LaCie and HighPoint have developed their own USB 3.0 driver for Mac to work with Mac OS X from Leopard (10.5). LaCie solution however only works with its own drives, including FastKey SSD, 2big RAID, Rikiki portable drive.
In October 2012, Microsoft started shipping Windows 8 with built-in USB 3.0 support. The Windows team said it has written completely new software stack for USB 3.0 rather than adding support on top of the current USB 1.1/2.0 drivers. To save time, work on USB 3.0 software stack actually began way before there were any peripherals so the engineers had to come up with something called virtual USB 3.0 devices for simulations. In retrospect, the team probably has plenty of time since USB 3.0 wasn't an instant hit and was slow to take off.

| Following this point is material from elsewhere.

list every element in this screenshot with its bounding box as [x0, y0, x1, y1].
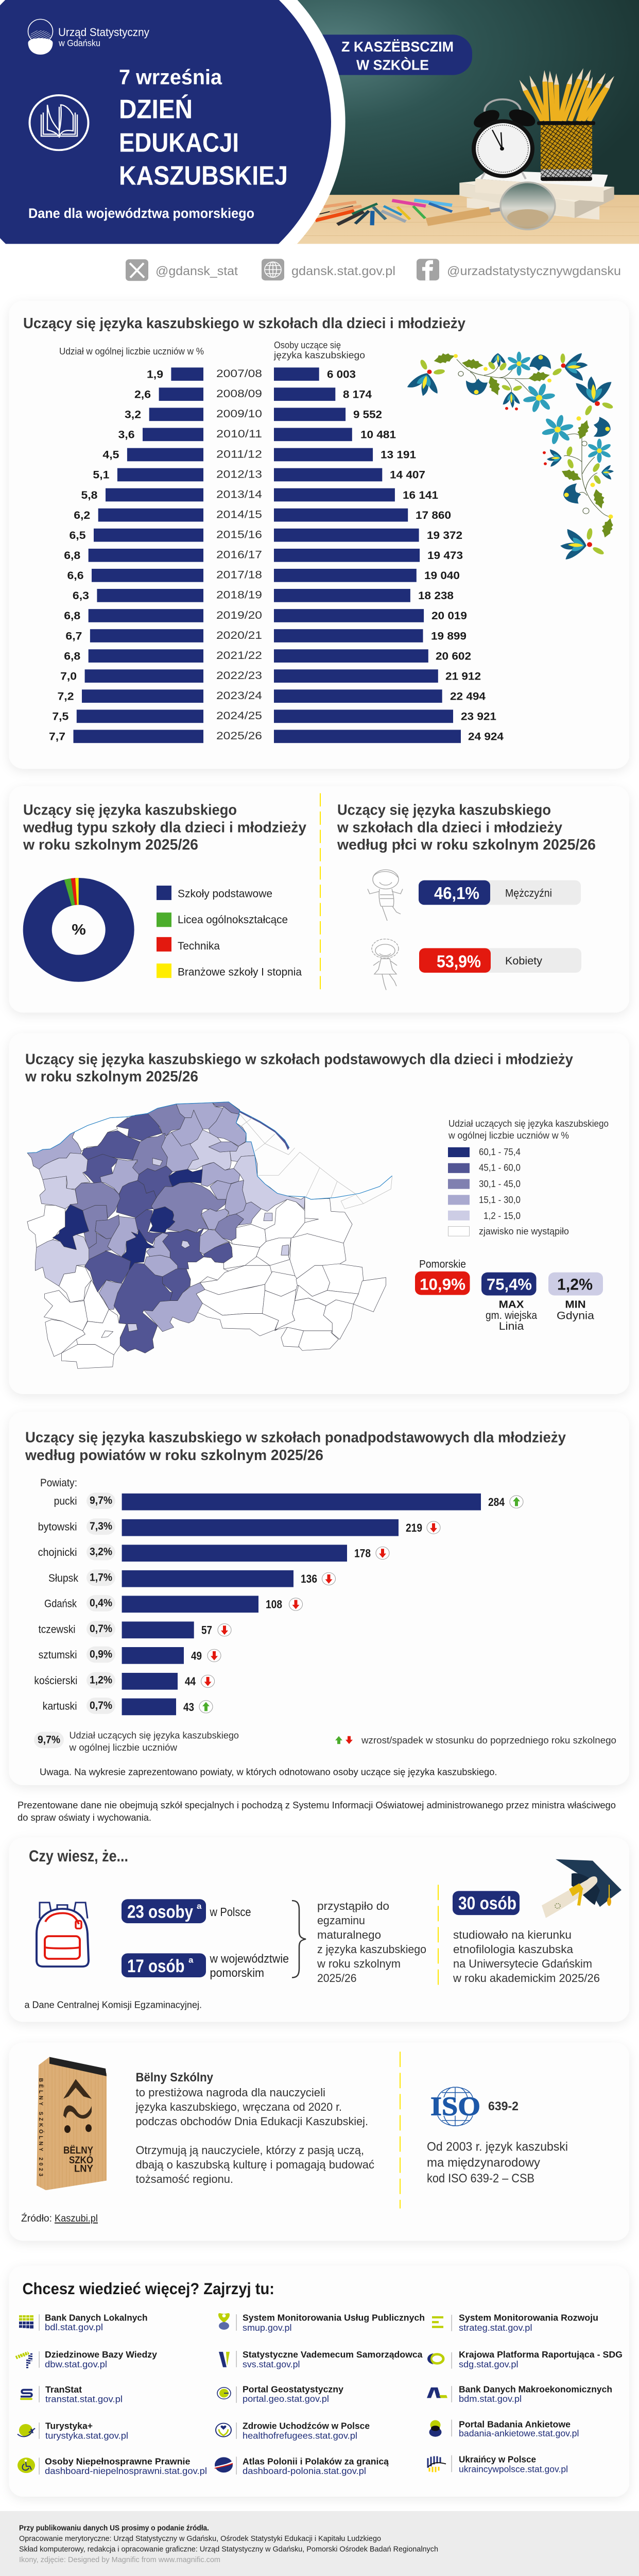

Built-in support for USB Attached SCSI Protocol (UASP) will come as well. This will supplement Bulk-Only Transport (BOT) which has its roots in USB 1.1. USAP class driver, which benefits mass storage applications, adds command queuing to deal with multiple concurrent requests and offers lower overheads than BOT protocol. In other words, you will see even faster transfer rate and lower CPU usage. Only a handful of USB 3.0 drives support USAP as of this writing but on Windows 8, USAP mode will only kick in when the drive interfaces with a USB 3.0 host controller that conforms to xHCI 1.0 specification.
Windows 7, Vista & XP
Intel, Renesas and other fabs have been updating their own stable USB 3.0 software stacks for Windows 7, Vista and XP in the last several years. So there's no reason for us to believe Redmond is in any hurry to bring USB 3.0 support via service packs to the aforementioned Windows platforms.